From 1968 to 1974, Sutherland was a professor at the University of Utah. Among his students there were Alan Kay, inventor of the Smalltalk language, Gordon W. Romney (computer and cybersecurity scientist), who rendered the first 3D images at U of U, Henri Gouraud, who devised the Gouraud shading technique, Frank Crow, who went on to develop antialiasing methods, Jim Clark, founder of Silicon Graphics, Henry Fuchs, and Edwin Catmull, co-founder of Pixar and now president of Walt Disney and Pixar Animation Studios.
In 1968 he co-founded Evans & Sutherland with his friend and colleague David C. Evans. The company did pioneering work in the field of real-time hardware, accelerated 3D computer graphics, and printer languages. Former employees of Evans & Sutherland included the future founders of Adobe (John Warnock) and Silicon Graphics (Jim Clark).
From 1974 to 1978 he was the Fletcher Jones Professor of Computer Science at California Institute of Technology, where he was the founding head of that school's computer science department.

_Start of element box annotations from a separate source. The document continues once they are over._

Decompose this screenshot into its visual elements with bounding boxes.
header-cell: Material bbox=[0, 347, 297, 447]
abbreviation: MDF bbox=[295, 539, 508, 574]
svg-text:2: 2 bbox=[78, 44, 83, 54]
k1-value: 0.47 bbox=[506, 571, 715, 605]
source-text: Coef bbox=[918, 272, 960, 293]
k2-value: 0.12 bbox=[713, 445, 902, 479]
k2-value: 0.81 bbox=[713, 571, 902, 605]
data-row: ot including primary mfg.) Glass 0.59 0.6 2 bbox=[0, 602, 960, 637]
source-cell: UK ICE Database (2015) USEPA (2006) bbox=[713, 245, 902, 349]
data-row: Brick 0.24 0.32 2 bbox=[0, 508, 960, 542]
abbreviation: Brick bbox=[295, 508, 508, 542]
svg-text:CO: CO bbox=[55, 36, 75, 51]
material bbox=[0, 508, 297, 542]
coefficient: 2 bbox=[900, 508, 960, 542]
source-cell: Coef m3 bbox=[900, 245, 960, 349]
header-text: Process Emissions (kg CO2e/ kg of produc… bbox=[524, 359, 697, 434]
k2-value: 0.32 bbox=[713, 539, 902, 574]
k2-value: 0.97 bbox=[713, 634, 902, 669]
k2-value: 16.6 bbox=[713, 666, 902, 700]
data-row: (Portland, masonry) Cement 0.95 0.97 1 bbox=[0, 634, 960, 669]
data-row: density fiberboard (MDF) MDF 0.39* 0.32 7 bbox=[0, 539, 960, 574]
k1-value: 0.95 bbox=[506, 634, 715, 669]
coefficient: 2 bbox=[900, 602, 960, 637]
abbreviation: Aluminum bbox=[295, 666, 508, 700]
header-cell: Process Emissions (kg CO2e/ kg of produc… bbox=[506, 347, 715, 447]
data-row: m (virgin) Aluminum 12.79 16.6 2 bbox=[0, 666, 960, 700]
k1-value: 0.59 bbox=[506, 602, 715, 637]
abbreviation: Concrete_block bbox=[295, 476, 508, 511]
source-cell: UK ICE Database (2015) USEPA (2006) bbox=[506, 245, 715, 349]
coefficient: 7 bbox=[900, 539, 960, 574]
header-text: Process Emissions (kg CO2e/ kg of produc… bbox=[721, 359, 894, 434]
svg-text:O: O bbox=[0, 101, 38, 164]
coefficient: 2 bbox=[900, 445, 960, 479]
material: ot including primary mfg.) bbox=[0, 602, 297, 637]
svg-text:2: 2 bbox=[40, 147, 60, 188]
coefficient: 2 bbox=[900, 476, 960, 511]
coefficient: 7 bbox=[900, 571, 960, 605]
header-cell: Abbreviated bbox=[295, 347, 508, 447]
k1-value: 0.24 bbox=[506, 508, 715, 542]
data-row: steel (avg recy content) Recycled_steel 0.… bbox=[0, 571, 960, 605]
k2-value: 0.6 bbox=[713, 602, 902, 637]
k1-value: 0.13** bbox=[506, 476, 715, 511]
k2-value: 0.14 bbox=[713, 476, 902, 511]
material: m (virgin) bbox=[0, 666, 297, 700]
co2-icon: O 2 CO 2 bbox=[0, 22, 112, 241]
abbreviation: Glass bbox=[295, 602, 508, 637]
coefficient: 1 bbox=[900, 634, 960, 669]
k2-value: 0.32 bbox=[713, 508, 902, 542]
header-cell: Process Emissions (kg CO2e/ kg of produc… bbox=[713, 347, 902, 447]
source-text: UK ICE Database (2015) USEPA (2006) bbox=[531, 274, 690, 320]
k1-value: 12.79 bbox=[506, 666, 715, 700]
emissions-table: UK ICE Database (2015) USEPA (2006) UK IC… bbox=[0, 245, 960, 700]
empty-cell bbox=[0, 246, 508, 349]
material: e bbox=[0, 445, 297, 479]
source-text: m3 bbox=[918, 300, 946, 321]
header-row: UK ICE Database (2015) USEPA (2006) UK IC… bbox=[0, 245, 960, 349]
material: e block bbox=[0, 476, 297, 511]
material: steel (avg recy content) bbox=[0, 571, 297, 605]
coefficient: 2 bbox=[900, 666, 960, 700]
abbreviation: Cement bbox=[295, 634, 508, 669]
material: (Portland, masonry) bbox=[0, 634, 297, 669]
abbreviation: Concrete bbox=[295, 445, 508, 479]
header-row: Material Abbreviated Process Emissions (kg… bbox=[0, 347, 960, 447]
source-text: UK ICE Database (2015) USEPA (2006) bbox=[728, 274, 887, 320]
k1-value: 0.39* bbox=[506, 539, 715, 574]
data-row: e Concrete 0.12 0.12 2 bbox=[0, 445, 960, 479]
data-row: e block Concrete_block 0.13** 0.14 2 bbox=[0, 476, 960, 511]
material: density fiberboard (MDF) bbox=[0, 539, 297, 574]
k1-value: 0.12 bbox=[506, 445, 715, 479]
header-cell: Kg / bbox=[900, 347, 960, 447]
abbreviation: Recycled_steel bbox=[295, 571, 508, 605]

He then founded a consulting firm, Sutherland, Sproull and Associates, which was purchased by Sun Microsystems to form the seed of its research division, Sun Labs.[citation needed]
Sutherland was a fellow and vice president at Sun Microsystems. Sutherland was a visiting scholar in the computer science division at University of California, Berkeley (fall 2005 – spring 2008). On May 28, 2006, Ivan Sutherland married Marly Roncken. Sutherland and Marly Roncken are leading the research in Asynchronous Systems at Portland State University.[9]
He has two children. His elder brother, Bert Sutherland, was also a computer science researcher.[10]
Sutherland has more than 60 patents, including:
Sutherland is widely regarded as the “father of computer graphics.”